FELIZ VIGILIA DE LOS PUERCOS. JO. JO. JO. Y TÚ TE LLAMAS… EUFRASIA CABRA, ¿CORRECTO?

—Vamos, cariño. Contesta a este señor tan amable.

—Zí.

Y TIENES SEIS AÑOS.

—Vamos, cariño. Son todos iguales a esta edad, ¿verdad…?

—Zí.

Y QUIERES UN PONÍ.

—Zí. —Una manita tiró de la capucha de Papá Puerco para acercársela a la boca. Tío Chungo Albert oyó susurros frenéticos. Luego Papá Puerco se volvió a reclinar hacia atrás.

Sí, LO SÉ. QUÉ CERDO TAN MALEDUCADO HA SIDO, EN EFECTO.

Su figura parpadeó un instante y luego introdujo una mano en el saco.

AQUÍ TIENES UNA BRIDA PARA TU PONÍ, Y UNA SILLA DE MONTAR, Y UN GORRO DURO MÁS BIEN EXTRAÑO Y UN PAR DE ESOS PANTALONES QUE HACEN QUE PAREZCA QUE TIENES UN CONEJO DE GRAN TAMAÑO EN CADA BOLSILLO.

—Pero no podemos tener un poni, ¿verdad, Eufi? Porque vivimos en un tercer piso.

OH, SÍ. ESTÁ EN LA COCINA.

—Estoy segura de que está haciendo una bromita, Papá Puerco —dijo la madre en tono cortante.

JO. JO. Sí. QUÉ GORDITO TAN GRACIOSO ESTOY HECHO. ¿EN LA COCINA? MENUDA BROMA. LAS MUÑECAS Y ESAS COSAS TE SERÁN ENTREGADAS MÁS TARDE, TAL COMO INDICA TU CARTA.

—¿Qué se dice, Eufi?

—Gaziaz.

—Eh, no habrá metido de verdad un poni en su cocina, ¿no? —dijo Tío Chungo Albert cuando la fila avanzó.

NO SEAS TONTO, ALBERT. SOLAMENTE LO HE DICHO PARA SER RISUEÑO.

—Ah, vale. Ja, por un momento…

ESTÁ EN EL DORMITORIO.

—Ah…

ES MÁS HIGIÉNICO.

—Bueno, por lo menos nos aseguramos de una cosa —dijo Albert—. Si está en un tercer piso, van a creer a base de bien.

Sí. ¿SABES? ME PARECE QUE LE ESTOY COGIENDO EL TRANQUILLO A ESTO. JO. JO. JO.

* * *

En el Eje del Mundodisco, la nieve ardía en tonos azules y verdes.

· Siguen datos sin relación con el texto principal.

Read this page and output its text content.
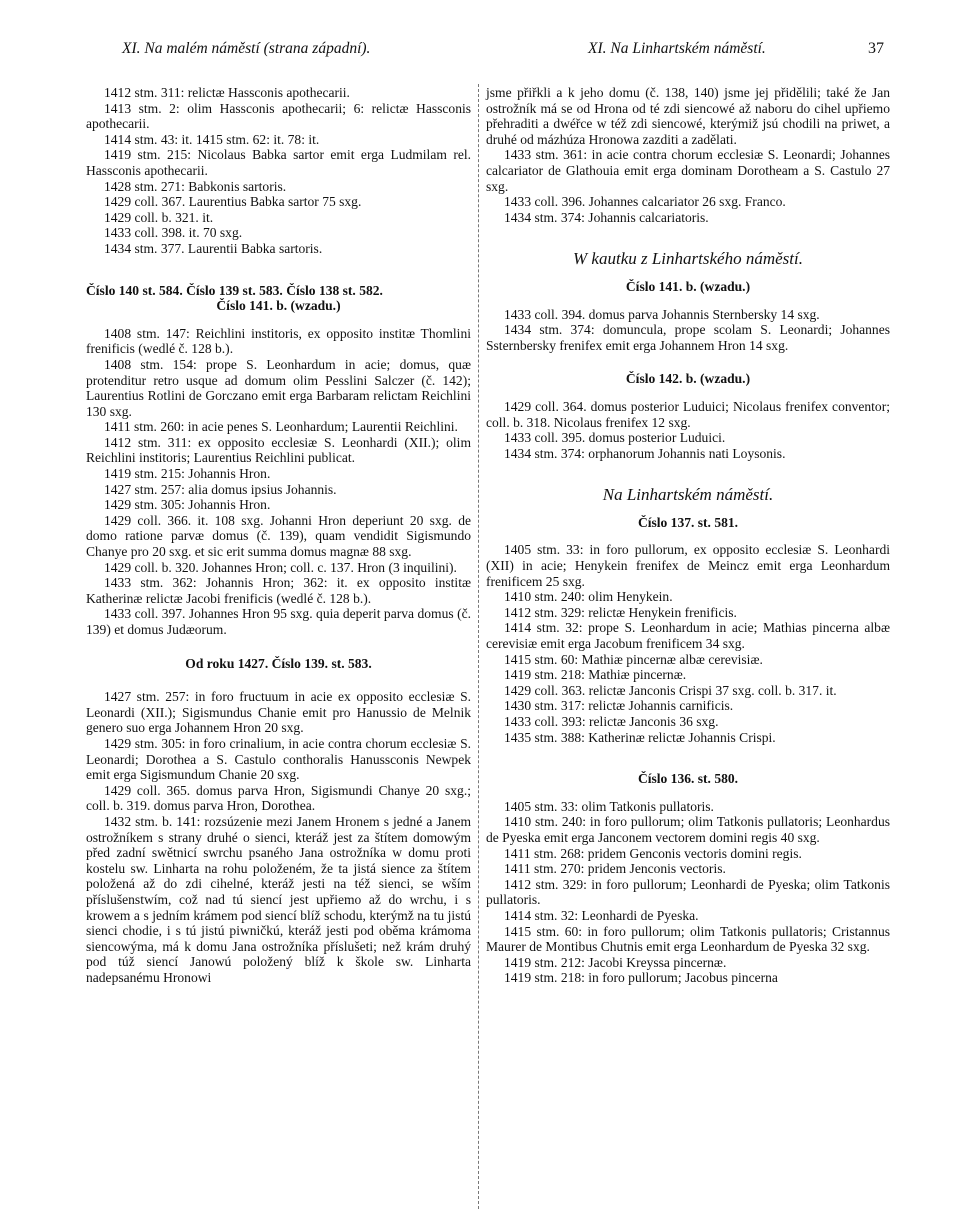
XI. Na malém náměstí (strana západní).	XI. Na Linhartském náměstí.	37

1412 stm. 311: relictæ Hassconis apothecarii.

1413 stm. 2: olim Hassconis apothecarii; 6: relictæ Hassconis apothecarii.

1414 stm. 43: it. 1415 stm. 62: it. 78: it.

1419 stm. 215: Nicolaus Babka sartor emit erga Ludmilam rel. Hassconis apothecarii.

1428 stm. 271: Babkonis sartoris.

1429 coll. 367. Laurentius Babka sartor 75 sxg.

1429 coll. b. 321. it.

1433 coll. 398. it. 70 sxg.

1434 stm. 377. Laurentii Babka sartoris.

Číslo 140 st. 584. Číslo 139 st. 583. Číslo 138 st. 582.

Číslo 141. b. (wzadu.)

1408 stm. 147: Reichlini institoris, ex opposito institæ Thomlini frenificis (wedlé č. 128 b.).

1408 stm. 154: prope S. Leonhardum in acie; domus, quæ protenditur retro usque ad domum olim Pesslini Salczer (č. 142); Laurentius Rotlini de Gorczano emit erga Barbaram relictam Reichlini 130 sxg.

1411 stm. 260: in acie penes S. Leonhardum; Laurentii Reichlini.

1412 stm. 311: ex opposito ecclesiæ S. Leonhardi (XII.); olim Reichlini institoris; Laurentius Reichlini publicat.

1419 stm. 215: Johannis Hron.

1427 stm. 257: alia domus ipsius Johannis.

1429 stm. 305: Johannis Hron.

1429 coll. 366. it. 108 sxg. Johanni Hron deperiunt 20 sxg. de domo ratione parvæ domus (č. 139), quam vendidit Sigismundo Chanye pro 20 sxg. et sic erit summa domus magnæ 88 sxg.

1429 coll. b. 320. Johannes Hron; coll. c. 137. Hron (3 inquilini).

1433 stm. 362: Johannis Hron; 362: it. ex opposito institæ Katherinæ relictæ Jacobi frenificis (wedlé č. 128 b.).

1433 coll. 397. Johannes Hron 95 sxg. quia deperit parva domus (č. 139) et domus Judæorum.

Od roku 1427. Číslo 139. st. 583.

1427 stm. 257: in foro fructuum in acie ex opposito ecclesiæ S. Leonardi (XII.); Sigismundus Chanie emit pro Hanussio de Melnik genero suo erga Johannem Hron 20 sxg.

1429 stm. 305: in foro crinalium, in acie contra chorum ecclesiæ S. Leonardi; Dorothea a S. Castulo conthoralis Hanussconis Newpek emit erga Sigismundum Chanie 20 sxg.

1429 coll. 365. domus parva Hron, Sigismundi Chanye 20 sxg.; coll. b. 319. domus parva Hron, Dorothea.

1432 stm. b. 141: rozsúzenie mezi Janem Hronem s jedné a Janem ostrožníkem s strany druhé o sienci, kteráž jest za štítem domowým před zadní swětnicí swrchu psaného Jana ostrožníka w domu proti kostelu sw. Linharta na rohu položeném, že ta jistá sience za štítem položená až do zdi cihelné, kteráž jesti na též sienci, se wším příslušenstwím, což nad tú siencí jest upřiemo až do wrchu, i s krowem a s jedním krámem pod siencí blíž schodu, kterýmž na tu jistú sienci chodie, i s tú jistú piwničkú, kteráž jesti pod oběma krámoma siencowýma, má k domu Jana ostrožníka příslušeti; než krám druhý pod túž siencí Janowú položený blíž k škole sw. Linharta nadepsanému Hronowi

jsme přiřkli a k jeho domu (č. 138, 140) jsme jej přidělili; také že Jan ostrožník má se od Hrona od té zdi siencowé až naboru do cihel upřiemo přehraditi a dwéřce w též zdi siencowé, kterýmiž jsú chodili na priwet, a druhé od mázhúza Hronowa zazditi a zadělati.

1433 stm. 361: in acie contra chorum ecclesiæ S. Leonardi; Johannes calcariator de Glathouia emit erga dominam Dorotheam a S. Castulo 27 sxg.

1433 coll. 396. Johannes calcariator 26 sxg. Franco.

1434 stm. 374: Johannis calcariatoris.

W kautku z Linhartského náměstí.

Číslo 141. b. (wzadu.)

1433 coll. 394. domus parva Johannis Sternbersky 14 sxg.

1434 stm. 374: domuncula, prope scolam S. Leonardi; Johannes Ssternbersky frenifex emit erga Johannem Hron 14 sxg.

Číslo 142. b. (wzadu.)

1429 coll. 364. domus posterior Luduici; Nicolaus frenifex conventor; coll. b. 318. Nicolaus frenifex 12 sxg.

1433 coll. 395. domus posterior Luduici.

1434 stm. 374: orphanorum Johannis nati Loysonis.

Na Linhartském náměstí.

Číslo 137. st. 581.

1405 stm. 33: in foro pullorum, ex opposito ecclesiæ S. Leonhardi (XII) in acie; Henykein frenifex de Meincz emit erga Leonhardum frenificem 25 sxg.

1410 stm. 240: olim Henykein.

1412 stm. 329: relictæ Henykein frenificis.

1414 stm. 32: prope S. Leonhardum in acie; Mathias pincerna albæ cerevisiæ emit erga Jacobum frenificem 34 sxg.

1415 stm. 60: Mathiæ pincernæ albæ cerevisiæ.

1419 stm. 218: Mathiæ pincernæ.

1429 coll. 363. relictæ Janconis Crispi 37 sxg. coll. b. 317. it.

1430 stm. 317: relictæ Johannis carnificis.

1433 coll. 393: relictæ Janconis 36 sxg.

1435 stm. 388: Katherinæ relictæ Johannis Crispi.

Číslo 136. st. 580.

1405 stm. 33: olim Tatkonis pullatoris.

1410 stm. 240: in foro pullorum; olim Tatkonis pullatoris; Leonhardus de Pyeska emit erga Janconem vectorem domini regis 40 sxg.

1411 stm. 268: pridem Genconis vectoris domini regis.

1411 stm. 270: pridem Jenconis vectoris.

1412 stm. 329: in foro pullorum; Leonhardi de Pyeska; olim Tatkonis pullatoris.

1414 stm. 32: Leonhardi de Pyeska.

1415 stm. 60: in foro pullorum; olim Tatkonis pullatoris; Cristannus Maurer de Montibus Chutnis emit erga Leonhardum de Pyeska 32 sxg.

1419 stm. 212: Jacobi Kreyssa pincernæ.

1419 stm. 218: in foro pullorum; Jacobus pincerna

En el cielo flotaba la Aurora corealis, una serie de cortinas de fuego frío y pálido que rodeaban las montañas centrales y proyectaban su luz espectral sobre el hielo.

Ondearon, se arremolinaron y dejaron tras de sí un brazo andrajoso en cuyo extremo había un punto diminuto que se fue convirtiendo, a medida que el ojo de la imaginación se acercaba, en Binky.

Binky trotó hasta detenerse y permaneció suspendido en el aire. Susan miró hacia abajo.

Y entonces descubrió lo que estaba buscando. Al fondo del valle lleno de árboles cubiertos de nieve había algo que resplandecía con fuerza y reflejaba el cielo.

El Castillo de Huesos.

Sus padres la habían hecho sentarse un día cuando tenía seis o siete años y le habían explicado que las cosas como Papá Puerco en realidad no existían, que eran cuentos bonitos que era divertido conocer, que no eran reales. Y ella se lo había creído. Que todas las hadas y los hombres del saco, todos aquellos cuentos procedentes de la sangre y los huesos de la humanidad, no eran reales de verdad.

Le habían mentido. Resultaba que su abuelo era un esqueleto de dos metros diez. No un abuelo que sangra si lo pinchas, obviamente. Pero se podía decir que sí era un abuelo hasta la médula.